NATUURLEXICON

Home


Coprofagie


Het verschijnsel waarbij dieren zoals vogels zich bij een verminderd voedselaanbod (vorst, sneeuw) tegoed doen aan uitwerpselen van andere dieren.

Zo voeden Merels Turdus merula zich bijvoorbeeld met de verse uitwerpselen van Vossen Vulpes vulpes.

De uitwerpselen hebben een hoge energetische waarde. Ze bevatten onverteerde voedselresten, maar bestaan vooral voor 75 procent uit water, dat in een strenge winter moeilijker te vinden is.

Verschillende herbivoren eten hun eigen ontlasting op om te voldoen aan hun behoefte aan vitamine B12. Haasachtigen hebben bijvoorbeeld twee soorten ontlasting: droge keutels en plakkerige, zwarte drolletjes. Deze laatste eten de haasachtigen nog een keer op, waarmee ze onder meer de vitamine B12, die ze zelf hebben geproduceerd, binnen krijgen.
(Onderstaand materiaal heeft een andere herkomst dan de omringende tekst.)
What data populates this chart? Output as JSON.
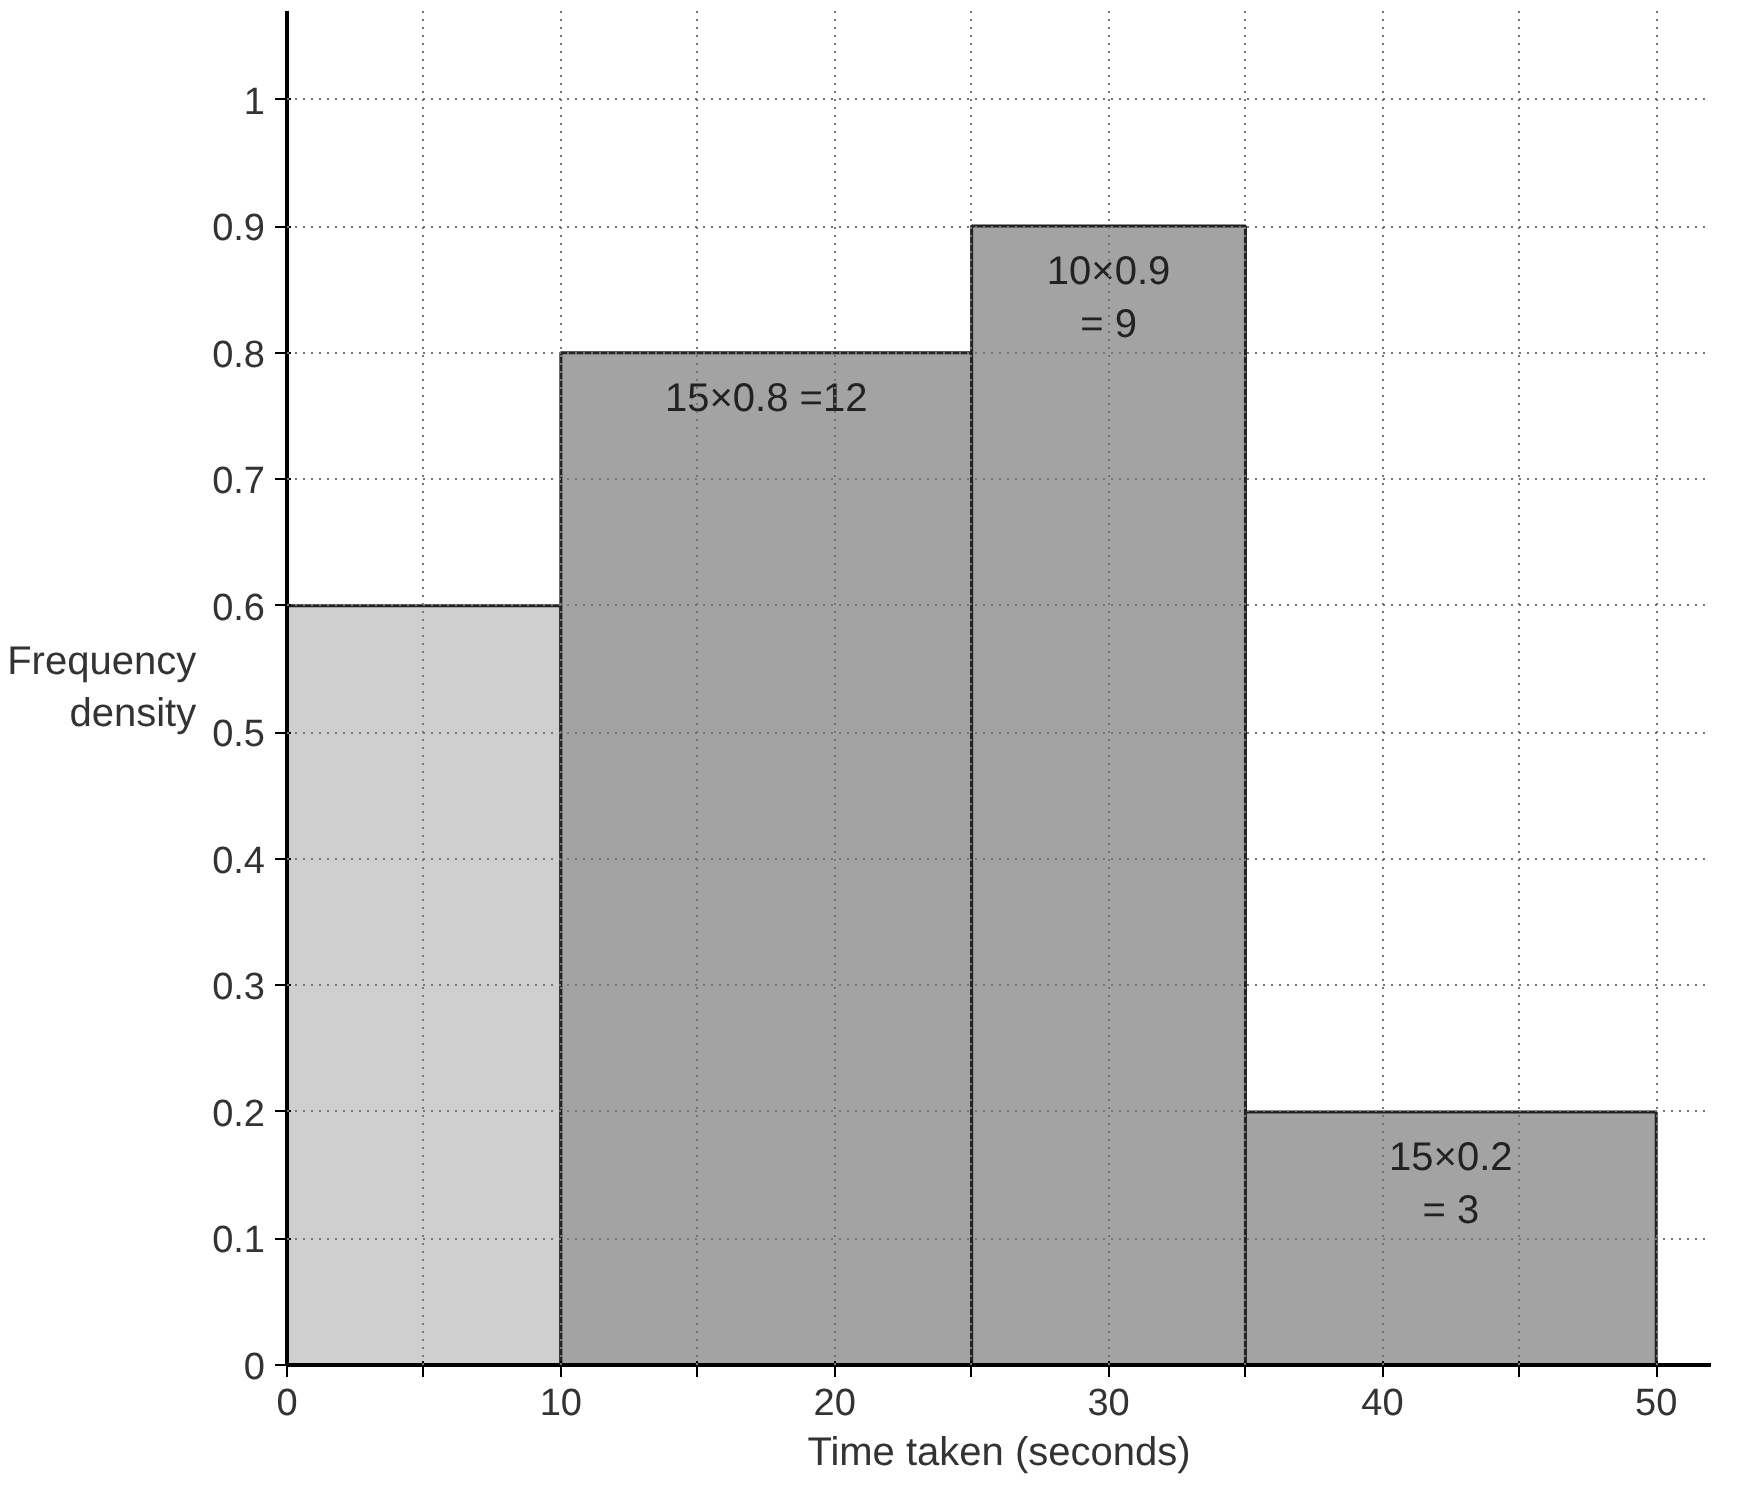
{
  "chart_data": {
    "type": "histogram",
    "xlabel": "Time taken (seconds)",
    "ylabel": "Frequency\ndensity",
    "bins": [
      0,
      10,
      25,
      35,
      50
    ],
    "values": [
      0.6,
      0.8,
      0.9,
      0.2
    ],
    "colors": [
      "#cfcfcf",
      "#a3a3a3",
      "#a3a3a3",
      "#a3a3a3"
    ],
    "xlim": [
      0,
      52
    ],
    "ylim": [
      0,
      1.07
    ],
    "xticks": [
      0,
      {
        "value": 5,
        "label": null
      },
      10,
      {
        "value": 15,
        "label": null
      },
      20,
      {
        "value": 25,
        "label": null
      },
      30,
      {
        "value": 35,
        "label": null
      },
      40,
      {
        "value": 45,
        "label": null
      },
      50
    ],
    "yticks": [
      0,
      0.1,
      0.2,
      0.3,
      0.4,
      0.5,
      0.6,
      0.7,
      0.8,
      0.9,
      1
    ],
    "grid": true,
    "annotations": [
      "15×0.8 =12",
      "10×0.9\n= 9",
      "15×0.2\n= 3"
    ]
  }
}
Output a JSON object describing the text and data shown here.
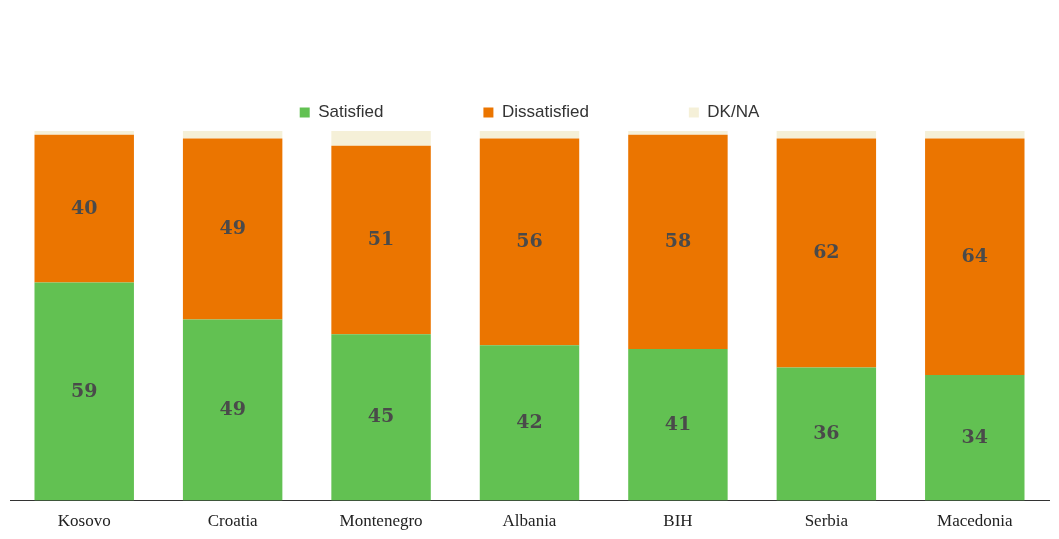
{
  "chart_data": {
    "type": "bar",
    "stacked": true,
    "legend": "top",
    "grid": false,
    "ylim": [
      0,
      100
    ],
    "categories": [
      "Kosovo",
      "Croatia",
      "Montenegro",
      "Albania",
      "BIH",
      "Serbia",
      "Macedonia"
    ],
    "series": [
      {
        "name": "Satisfied",
        "color": "#62c152",
        "values": [
          59,
          49,
          45,
          42,
          41,
          36,
          34
        ],
        "value_labels": [
          "59",
          "49",
          "45",
          "42",
          "41",
          "36",
          "34"
        ]
      },
      {
        "name": "Dissatisfied",
        "color": "#eb7500",
        "values": [
          40,
          49,
          51,
          56,
          58,
          62,
          64
        ],
        "value_labels": [
          "40",
          "49",
          "51",
          "56",
          "58",
          "62",
          "64"
        ]
      },
      {
        "name": "DK/NA",
        "color": "#f5f0d8",
        "values": [
          1,
          2,
          4,
          2,
          1,
          2,
          2
        ],
        "value_labels": [
          null,
          null,
          null,
          null,
          null,
          null,
          null
        ]
      }
    ]
  }
}
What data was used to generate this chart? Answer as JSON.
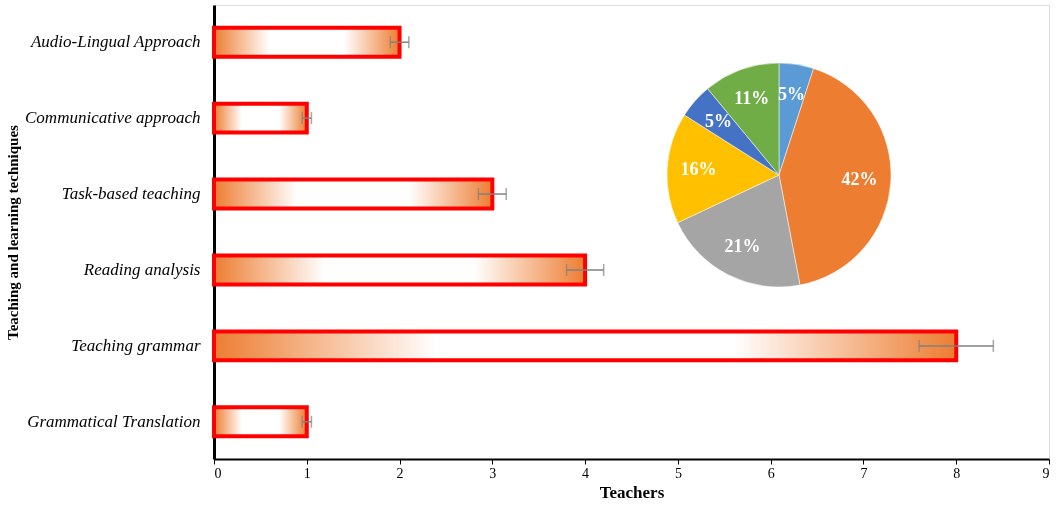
{
  "chart_data": [
    {
      "type": "bar",
      "orientation": "horizontal",
      "xlabel": "Teachers",
      "ylabel": "Teaching and learning techniques",
      "categories": [
        "Audio-Lingual Approach",
        "Communicative approach",
        "Task-based teaching",
        "Reading analysis",
        "Teaching grammar",
        "Grammatical Translation"
      ],
      "values": [
        2,
        1,
        3,
        4,
        8,
        1
      ],
      "color": "#ff0000",
      "errors": [
        0.1,
        0.05,
        0.15,
        0.2,
        0.4,
        0.05
      ],
      "xlim": [
        0,
        9
      ],
      "xticks": [
        0,
        1,
        2,
        3,
        4,
        5,
        6,
        7,
        8,
        9
      ],
      "grid": false
    },
    {
      "type": "pie",
      "categories": [
        null,
        null,
        null,
        null,
        null,
        null
      ],
      "values": [
        5,
        42,
        21,
        16,
        5,
        11
      ],
      "colors": [
        "#5b9bd5",
        "#ed7d31",
        "#a5a5a5",
        "#ffc000",
        "#4472c4",
        "#70ad47"
      ],
      "value_labels": [
        "5%",
        "42%",
        "21%",
        "16%",
        "5%",
        "11%"
      ]
    }
  ]
}
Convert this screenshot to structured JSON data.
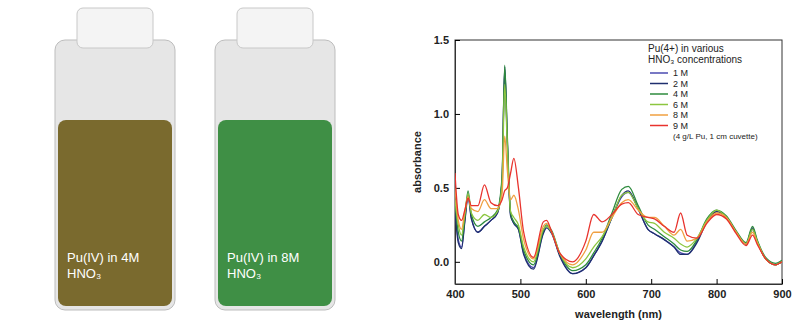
{
  "photo": {
    "labels": [
      "Pu(IV) in 4M HNO₃",
      "Pu(IV) in 8M HNO₃"
    ],
    "colors": [
      "#7a6a2e",
      "#3f8f45"
    ]
  },
  "chart_data": {
    "type": "line",
    "x_label": "wavelength (nm)",
    "y_label": "absorbance",
    "legend_title": "Pu(4+) in various HNO₃ concentrations",
    "annotations": [
      "(4 g/L Pu, 1 cm cuvette)"
    ],
    "legend": "upper right",
    "grid": false,
    "xlim": [
      400,
      900
    ],
    "xticks": [
      400,
      500,
      600,
      700,
      800,
      900
    ],
    "ylim": [
      -0.15,
      1.5
    ],
    "yticks": [
      {
        "value": 0,
        "label": "0.0"
      },
      {
        "value": 0.5,
        "label": "0.5"
      },
      {
        "value": 1,
        "label": "1.0"
      },
      {
        "value": 1.5,
        "label": "1.5"
      }
    ],
    "x": [
      400,
      405,
      410,
      415,
      420,
      425,
      435,
      445,
      455,
      465,
      472,
      476,
      480,
      485,
      490,
      497,
      505,
      520,
      535,
      540,
      548,
      560,
      580,
      600,
      612,
      625,
      640,
      655,
      665,
      680,
      695,
      705,
      720,
      735,
      745,
      755,
      770,
      785,
      800,
      815,
      830,
      845,
      855,
      862,
      875,
      890,
      900
    ],
    "series": [
      {
        "name": "1 M",
        "color": "#4b4bb0",
        "values": [
          0.38,
          0.15,
          0.1,
          0.28,
          0.45,
          0.3,
          0.2,
          0.24,
          0.28,
          0.33,
          0.55,
          1.3,
          0.8,
          0.32,
          0.26,
          0.22,
          0.06,
          -0.04,
          0.2,
          0.24,
          0.2,
          0.05,
          -0.08,
          -0.04,
          0.04,
          0.14,
          0.3,
          0.44,
          0.47,
          0.36,
          0.22,
          0.19,
          0.15,
          0.1,
          0.06,
          0.05,
          0.14,
          0.28,
          0.34,
          0.3,
          0.2,
          0.12,
          0.22,
          0.14,
          0.02,
          -0.02,
          0.0
        ]
      },
      {
        "name": "2 M",
        "color": "#1f2f6e",
        "values": [
          0.36,
          0.13,
          0.09,
          0.27,
          0.44,
          0.29,
          0.2,
          0.24,
          0.28,
          0.33,
          0.56,
          1.32,
          0.82,
          0.31,
          0.26,
          0.22,
          0.05,
          -0.05,
          0.19,
          0.23,
          0.19,
          0.04,
          -0.08,
          -0.04,
          0.04,
          0.14,
          0.3,
          0.45,
          0.48,
          0.36,
          0.22,
          0.19,
          0.15,
          0.1,
          0.05,
          0.05,
          0.13,
          0.27,
          0.34,
          0.3,
          0.2,
          0.12,
          0.23,
          0.14,
          0.02,
          -0.02,
          0.0
        ]
      },
      {
        "name": "4 M",
        "color": "#2e8b3e",
        "values": [
          0.4,
          0.2,
          0.14,
          0.3,
          0.48,
          0.32,
          0.24,
          0.27,
          0.3,
          0.35,
          0.58,
          1.33,
          0.85,
          0.33,
          0.27,
          0.23,
          0.08,
          -0.02,
          0.21,
          0.25,
          0.21,
          0.06,
          -0.06,
          -0.02,
          0.06,
          0.16,
          0.33,
          0.49,
          0.51,
          0.38,
          0.25,
          0.22,
          0.17,
          0.12,
          0.08,
          0.07,
          0.15,
          0.29,
          0.35,
          0.31,
          0.21,
          0.13,
          0.24,
          0.15,
          0.03,
          -0.01,
          0.01
        ]
      },
      {
        "name": "6 M",
        "color": "#8cc63f",
        "values": [
          0.42,
          0.25,
          0.18,
          0.32,
          0.46,
          0.33,
          0.28,
          0.32,
          0.3,
          0.34,
          0.52,
          1.2,
          0.78,
          0.34,
          0.3,
          0.25,
          0.1,
          0.0,
          0.22,
          0.24,
          0.2,
          0.06,
          -0.04,
          0.02,
          0.1,
          0.17,
          0.3,
          0.45,
          0.47,
          0.36,
          0.27,
          0.26,
          0.2,
          0.16,
          0.12,
          0.1,
          0.16,
          0.28,
          0.35,
          0.3,
          0.2,
          0.12,
          0.22,
          0.14,
          0.02,
          -0.02,
          0.0
        ]
      },
      {
        "name": "8 M",
        "color": "#f0a040",
        "values": [
          0.5,
          0.28,
          0.22,
          0.34,
          0.44,
          0.36,
          0.34,
          0.42,
          0.36,
          0.36,
          0.46,
          0.85,
          0.62,
          0.42,
          0.45,
          0.35,
          0.15,
          0.02,
          0.24,
          0.26,
          0.2,
          0.06,
          -0.02,
          0.08,
          0.2,
          0.2,
          0.3,
          0.4,
          0.42,
          0.35,
          0.3,
          0.3,
          0.24,
          0.18,
          0.22,
          0.14,
          0.16,
          0.27,
          0.33,
          0.3,
          0.2,
          0.12,
          0.2,
          0.13,
          0.02,
          -0.02,
          0.0
        ]
      },
      {
        "name": "9 M",
        "color": "#e8332d",
        "values": [
          0.6,
          0.32,
          0.28,
          0.35,
          0.43,
          0.38,
          0.38,
          0.52,
          0.4,
          0.38,
          0.42,
          0.48,
          0.5,
          0.6,
          0.7,
          0.5,
          0.2,
          0.03,
          0.27,
          0.28,
          0.2,
          0.06,
          0.0,
          0.14,
          0.32,
          0.27,
          0.32,
          0.39,
          0.4,
          0.32,
          0.3,
          0.29,
          0.24,
          0.2,
          0.33,
          0.18,
          0.16,
          0.26,
          0.32,
          0.29,
          0.19,
          0.11,
          0.18,
          0.12,
          0.02,
          -0.02,
          0.0
        ]
      }
    ]
  }
}
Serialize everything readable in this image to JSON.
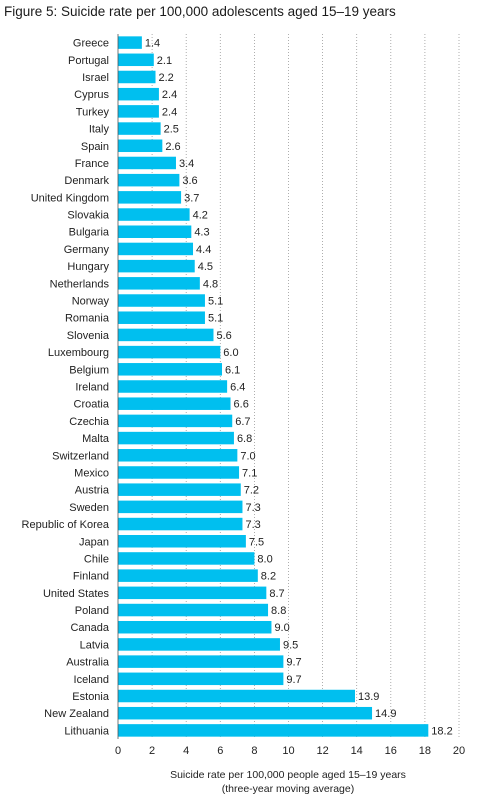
{
  "chart_data": {
    "type": "bar",
    "orientation": "horizontal",
    "title": "Figure 5: Suicide rate per 100,000 adolescents aged 15–19 years",
    "xlabel": "Suicide rate per 100,000 people aged 15–19 years",
    "xlabel_note": "(three-year moving average)",
    "xlim": [
      0,
      20
    ],
    "xticks": [
      "0",
      "2",
      "4",
      "6",
      "8",
      "10",
      "12",
      "14",
      "16",
      "18",
      "20"
    ],
    "grid": "vertical dotted",
    "bar_color": "#00BFEF",
    "categories": [
      "Greece",
      "Portugal",
      "Israel",
      "Cyprus",
      "Turkey",
      "Italy",
      "Spain",
      "France",
      "Denmark",
      "United Kingdom",
      "Slovakia",
      "Bulgaria",
      "Germany",
      "Hungary",
      "Netherlands",
      "Norway",
      "Romania",
      "Slovenia",
      "Luxembourg",
      "Belgium",
      "Ireland",
      "Croatia",
      "Czechia",
      "Malta",
      "Switzerland",
      "Mexico",
      "Austria",
      "Sweden",
      "Republic of Korea",
      "Japan",
      "Chile",
      "Finland",
      "United States",
      "Poland",
      "Canada",
      "Latvia",
      "Australia",
      "Iceland",
      "Estonia",
      "New Zealand",
      "Lithuania"
    ],
    "values": [
      1.4,
      2.1,
      2.2,
      2.4,
      2.4,
      2.5,
      2.6,
      3.4,
      3.6,
      3.7,
      4.2,
      4.3,
      4.4,
      4.5,
      4.8,
      5.1,
      5.1,
      5.6,
      6.0,
      6.1,
      6.4,
      6.6,
      6.7,
      6.8,
      7.0,
      7.1,
      7.2,
      7.3,
      7.3,
      7.5,
      8.0,
      8.2,
      8.7,
      8.8,
      9.0,
      9.5,
      9.7,
      9.7,
      13.9,
      14.9,
      18.2
    ],
    "value_labels": [
      "1.4",
      "2.1",
      "2.2",
      "2.4",
      "2.4",
      "2.5",
      "2.6",
      "3.4",
      "3.6",
      "3.7",
      "4.2",
      "4.3",
      "4.4",
      "4.5",
      "4.8",
      "5.1",
      "5.1",
      "5.6",
      "6.0",
      "6.1",
      "6.4",
      "6.6",
      "6.7",
      "6.8",
      "7.0",
      "7.1",
      "7.2",
      "7.3",
      "7.3",
      "7.5",
      "8.0",
      "8.2",
      "8.7",
      "8.8",
      "9.0",
      "9.5",
      "9.7",
      "9.7",
      "13.9",
      "14.9",
      "18.2"
    ]
  }
}
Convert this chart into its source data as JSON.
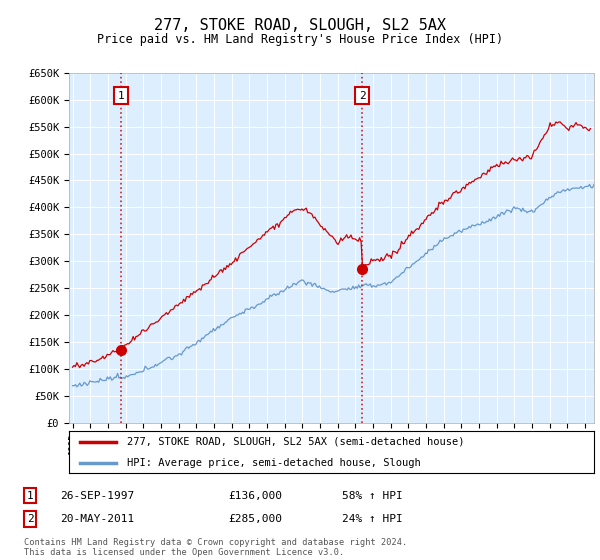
{
  "title": "277, STOKE ROAD, SLOUGH, SL2 5AX",
  "subtitle": "Price paid vs. HM Land Registry's House Price Index (HPI)",
  "legend_line1": "277, STOKE ROAD, SLOUGH, SL2 5AX (semi-detached house)",
  "legend_line2": "HPI: Average price, semi-detached house, Slough",
  "footnote": "Contains HM Land Registry data © Crown copyright and database right 2024.\nThis data is licensed under the Open Government Licence v3.0.",
  "annotation1": {
    "num": "1",
    "date": "26-SEP-1997",
    "price": "£136,000",
    "pct": "58% ↑ HPI"
  },
  "annotation2": {
    "num": "2",
    "date": "20-MAY-2011",
    "price": "£285,000",
    "pct": "24% ↑ HPI"
  },
  "point1_year": 1997.73,
  "point1_value": 136000,
  "point2_year": 2011.38,
  "point2_value": 285000,
  "red_color": "#cc0000",
  "blue_color": "#6699cc",
  "background_color": "#ddeeff",
  "ylim": [
    0,
    650000
  ],
  "xlim_start": 1994.8,
  "xlim_end": 2024.5,
  "ylabel_step": 50000
}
Vitamine B12 is een essentieel micronutriënt dat via de voeding moet worden opgenomen. Tekorten kunnen ernstige medische gevolgen hebben. Vitamine B12 wordt gemaakt door bacteriën die leven in het maag-darmkanaal. Bij de mens wordt het vitamine geproduceerd in de dikke darm, dus te ver naar achter in het spijsverteringsstelsel. Het vitamine moet zich namelijk eerst in de maag bevinden, waar het maagzuur het vitamine kan losmaken van eiwitten en binden aan een speciaal eiwit om vervolgens opgenomen te worden in de dunne darm. Bij herkauwers steken de bacteriën al voor de dunne darm, waardoor ze wel gebruik kunnen maken van de eigen vitamine B12-productie. Andere herbivoren voldoen in hun vitamine B12-behoefte door middel van coprofagie. Vitamine B12 komt alleen voor in dieren, ook in insecten.